Женский или мужской? Или не голос, а гул? За окном? За стеной? Видимо, воды сна еще набегали на берег яви: отзвуки и отсветы приснившегося и тотчас забытого кошмара затуманивали слух. Ведь и собственную комнату припомнишь не сразу. Сейчас, сейчас он узнает, определит, специфицирует. Чтобы ненависть к побудчику была концентрированной, она должна знать предмет. N поднялся с постели, подивившись тяжести в членах, да и тяжести мысли. Отдернул занавеску. Она скользнула без обычного раздражающего скрежетка. В окно заструился рассеянный уличный свет. N бы сказал «медленно», если бы не груз знания. «Скорость света сегодня неузнаваема», – ухмыльнулся он. Для ночи в центре Лос-Анджелеса стояла необычайная тишь. Почти абсолютная, если не считать этот голос. Такая, что если прислушаться, услышишь тиканье часов. N прислушался. И не услышал. Вероятно, их заглушало бубнение. Голос как бубен. Но что же он говорит? Что подвывает?
Нет, не в квартире. N залепил уши затычками и снова лег. «Как Улисс», – подумал он, но ошибся: голос проникал сквозь.
В сердцах, N ударил кулаком в воображаемое лицо голосящего. И ногою в живот. И когда тот согнулся, ребром ладони – по шее. В кинематографе такой удар обычно смертелен. Вскочил, бросился к двери и, несколько угомонив разъяренность, сбежал по ступенькам. Тот же бледно-молочный свет заливал их. N вышел на улицу. Возможно, сейчас он совершит давно мечтаемый поступок, отыщет бродягу и...
Но голос не становился ни четче, ни громче. Сотто воче, сотто воче, – вспомнился музыкальный, кажется, сленг. N поднял глаза. Покатое черное небо, ни единой ничтожной звезды. Настолько низкое, что впору коснуться. Он и коснулся. И вскрикнул. Шероховатая, словно древесная поверхность. Но не с неба же он подцепил занозу. Вероятно, наткнулся на невидимую полуотрубленную ветку.
Голос снова заныл. N, отшагав улицу Гарднер, вышел на Сансет-бульвар. Ни одной мчащейся машины. И тот же грубо сколоченный небосвод. Неслыханно. В три часа ночи, правда, он здесь впервые. С другой стороны, когда-то же должен быть приступ затишья – на самой границе между ночью и утром. Но отчего ж так темно? О чем думает мэр? Впрочем, там, над кривой улицей Терра, перерезающей горло Сансета, – висит пара созвездий. И мерцают звезды помельче. Слава богу. В такой египетской тьме и удаленные светила могут нести утешение. От них по меньшей мере исходит родной металлический блеск. Там же, чуть ниже, уже пробегает трещина рассвета. Только сейчас N обнаружил, что он без очков. Потому царапина казалась расщелиной. Он направился в сторону света, да и голос с каждым шагом крепчал. Небо скрипело над головой. Неужели разразится дождем?

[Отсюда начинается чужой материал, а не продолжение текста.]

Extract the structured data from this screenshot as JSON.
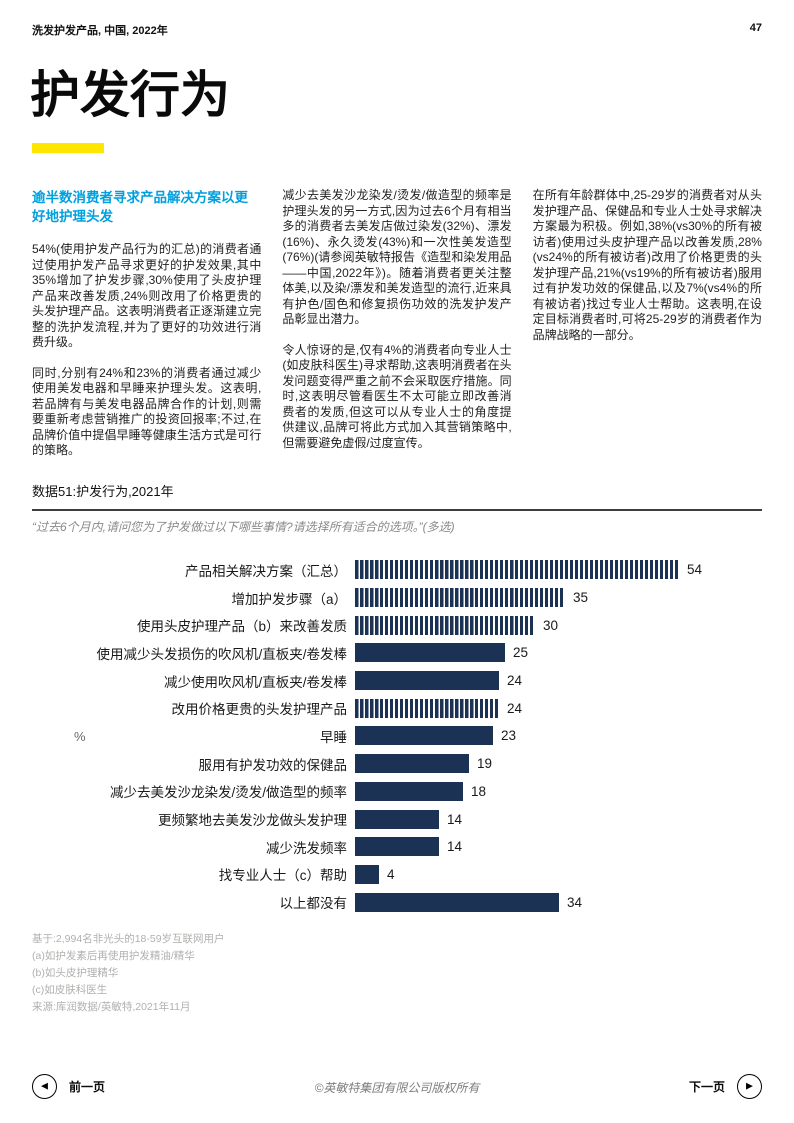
{
  "header": {
    "doc_title": "洗发护发产品, 中国, 2022年",
    "page_number": "47"
  },
  "title": "护发行为",
  "article": {
    "col1": {
      "heading": "逾半数消费者寻求产品解决方案以更好地护理头发",
      "p1": "54%(使用护发产品行为的汇总)的消费者通过使用护发产品寻求更好的护发效果,其中35%增加了护发步骤,30%使用了头皮护理产品来改善发质,24%则改用了价格更贵的头发护理产品。这表明消费者正逐渐建立完整的洗护发流程,并为了更好的功效进行消费升级。",
      "p2": "同时,分别有24%和23%的消费者通过减少使用美发电器和早睡来护理头发。这表明,若品牌有与美发电器品牌合作的计划,则需要重新考虑营销推广的投资回报率;不过,在品牌价值中提倡早睡等健康生活方式是可行的策略。"
    },
    "col2": {
      "p1": "减少去美发沙龙染发/烫发/做造型的频率是护理头发的另一方式,因为过去6个月有相当多的消费者去美发店做过染发(32%)、漂发(16%)、永久烫发(43%)和一次性美发造型(76%)(请参阅英敏特报告《造型和染发用品——中国,2022年》)。随着消费者更关注整体美,以及染/漂发和美发造型的流行,近来具有护色/固色和修复损伤功效的洗发护发产品彰显出潜力。",
      "p2": "令人惊讶的是,仅有4%的消费者向专业人士(如皮肤科医生)寻求帮助,这表明消费者在头发问题变得严重之前不会采取医疗措施。同时,这表明尽管看医生不太可能立即改善消费者的发质,但这可以从专业人士的角度提供建议,品牌可将此方式加入其营销策略中,但需要避免虚假/过度宣传。"
    },
    "col3": {
      "p1": "在所有年龄群体中,25-29岁的消费者对从头发护理产品、保健品和专业人士处寻求解决方案最为积极。例如,38%(vs30%的所有被访者)使用过头皮护理产品以改善发质,28%(vs24%的所有被访者)改用了价格更贵的头发护理产品,21%(vs19%的所有被访者)服用过有护发功效的保健品,以及7%(vs4%的所有被访者)找过专业人士帮助。这表明,在设定目标消费者时,可将25-29岁的消费者作为品牌战略的一部分。"
    }
  },
  "figure": {
    "caption": "数据51:护发行为,2021年",
    "question": "“过去6个月内,请问您为了护发做过以下哪些事情?请选择所有适合的选项。”(多选)",
    "footnotes": [
      "基于:2,994名非光头的18-59岁互联网用户",
      "(a)如护发素后再使用护发精油/精华",
      "(b)如头皮护理精华",
      "(c)如皮肤科医生",
      "来源:库润数据/英敏特,2021年11月"
    ]
  },
  "chart_data": {
    "type": "bar",
    "orientation": "horizontal",
    "title": "数据51:护发行为,2021年",
    "xlabel": "",
    "ylabel": "%",
    "xlim": [
      0,
      60
    ],
    "grid": false,
    "legend": "none",
    "categories": [
      "产品相关解决方案（汇总）",
      "增加护发步骤（a）",
      "使用头皮护理产品（b）来改善发质",
      "使用减少头发损伤的吹风机/直板夹/卷发棒",
      "减少使用吹风机/直板夹/卷发棒",
      "改用价格更贵的头发护理产品",
      "早睡",
      "服用有护发功效的保健品",
      "减少去美发沙龙染发/烫发/做造型的频率",
      "更频繁地去美发沙龙做头发护理",
      "减少洗发频率",
      "找专业人士（c）帮助",
      "以上都没有"
    ],
    "values": [
      54,
      35,
      30,
      25,
      24,
      24,
      23,
      19,
      18,
      14,
      14,
      4,
      34
    ],
    "bar_styles": [
      "striped",
      "striped",
      "striped",
      "solid",
      "solid",
      "striped",
      "solid",
      "solid",
      "solid",
      "solid",
      "solid",
      "solid",
      "solid"
    ],
    "colors": {
      "bar": "#1c3254"
    }
  },
  "footer_nav": {
    "prev_label": "前一页",
    "next_label": "下一页",
    "prev_icon": "left-triangle",
    "next_icon": "right-triangle",
    "copyright": "©英敏特集团有限公司版权所有"
  },
  "colors": {
    "accent_blue": "#00a0df",
    "accent_yellow": "#ffe600",
    "bar_navy": "#1c3254"
  }
}
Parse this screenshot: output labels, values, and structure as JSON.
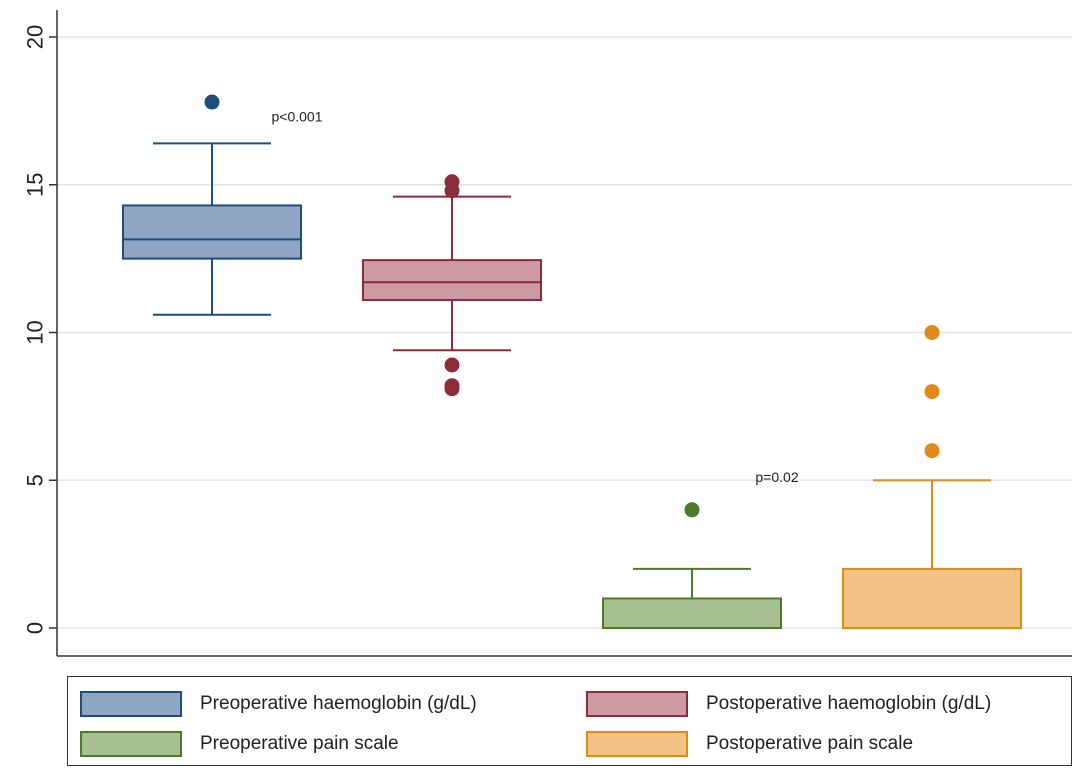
{
  "chart_data": {
    "type": "box",
    "ylim": [
      0,
      20
    ],
    "y_ticks": [
      0,
      5,
      10,
      15,
      20
    ],
    "grid": true,
    "legend_position": "bottom",
    "series": [
      {
        "name": "Preoperative haemoglobin (g/dL)",
        "color": "#1f4e79",
        "fill": "#8ea6c2",
        "whisker_low": 10.6,
        "q1": 12.5,
        "median": 13.15,
        "q3": 14.3,
        "whisker_high": 16.4,
        "outliers": [
          17.8
        ]
      },
      {
        "name": "Postoperative haemoglobin (g/dL)",
        "color": "#8b2c38",
        "fill": "#cc9aa3",
        "whisker_low": 9.4,
        "q1": 11.1,
        "median": 11.7,
        "q3": 12.45,
        "whisker_high": 14.6,
        "outliers": [
          15.1,
          14.8,
          8.9,
          8.2,
          8.1
        ]
      },
      {
        "name": "Preoperative pain scale",
        "color": "#4e7a2c",
        "fill": "#a7bf91",
        "whisker_low": 0,
        "q1": 0,
        "median": 0,
        "q3": 1,
        "whisker_high": 2,
        "outliers": [
          4
        ]
      },
      {
        "name": "Postoperative pain scale",
        "color": "#e08a1a",
        "fill": "#f2c384",
        "whisker_low": 0,
        "q1": 0,
        "median": 0,
        "q3": 2,
        "whisker_high": 5,
        "outliers": [
          6,
          8,
          10
        ]
      }
    ],
    "annotations": [
      {
        "text": "p<0.001",
        "x": 1.5,
        "y": 17.3
      },
      {
        "text": "p=0.02",
        "x": 3.5,
        "y": 5.1
      }
    ]
  },
  "legend": [
    {
      "label": "Preoperative haemoglobin (g/dL)",
      "border": "#1f4e79",
      "fill": "#8ea6c2"
    },
    {
      "label": "Postoperative haemoglobin (g/dL)",
      "border": "#8b2c38",
      "fill": "#cc9aa3"
    },
    {
      "label": "Preoperative pain scale",
      "border": "#4e7a2c",
      "fill": "#a7bf91"
    },
    {
      "label": "Postoperative pain scale",
      "border": "#e08a1a",
      "fill": "#f2c384"
    }
  ]
}
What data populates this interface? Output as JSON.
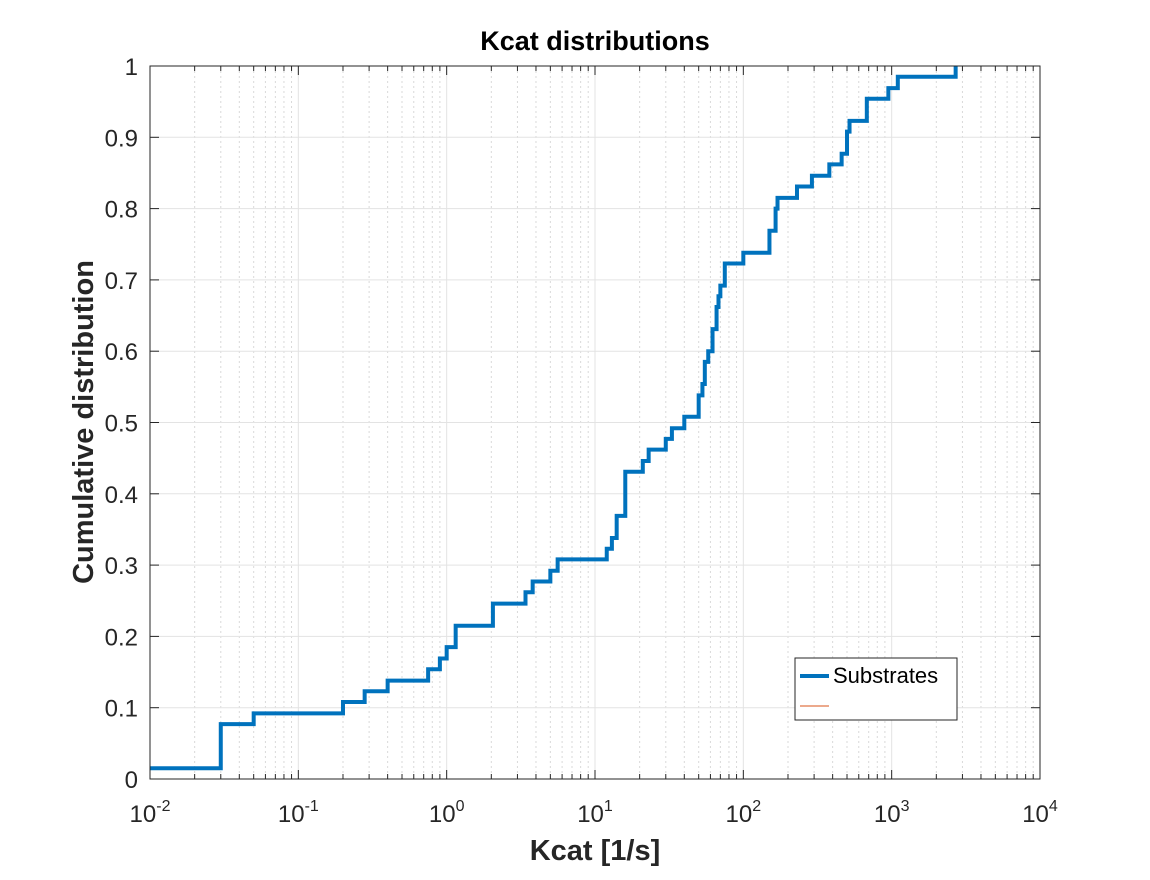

Созвездия на ощупь оказались замками. Мелкие звезды – гвоздочками. Рассвет – тонкой прорезью между крышкой неба и ложем. Вся надежда на голос, на сон... Быть может, этот человек его спасет. Быть может, он сторож ночной. Где же ты, где, sotto voce? "Сотто воче!" - заорал во всю глотку N.
И голос возник. Он был здесь. Ворочаясь в улице Терра, бьясь о небо в утлой последней постели, N, наконец, узнал этот тембр. Это был его стон.
________
* вполголоса (итал).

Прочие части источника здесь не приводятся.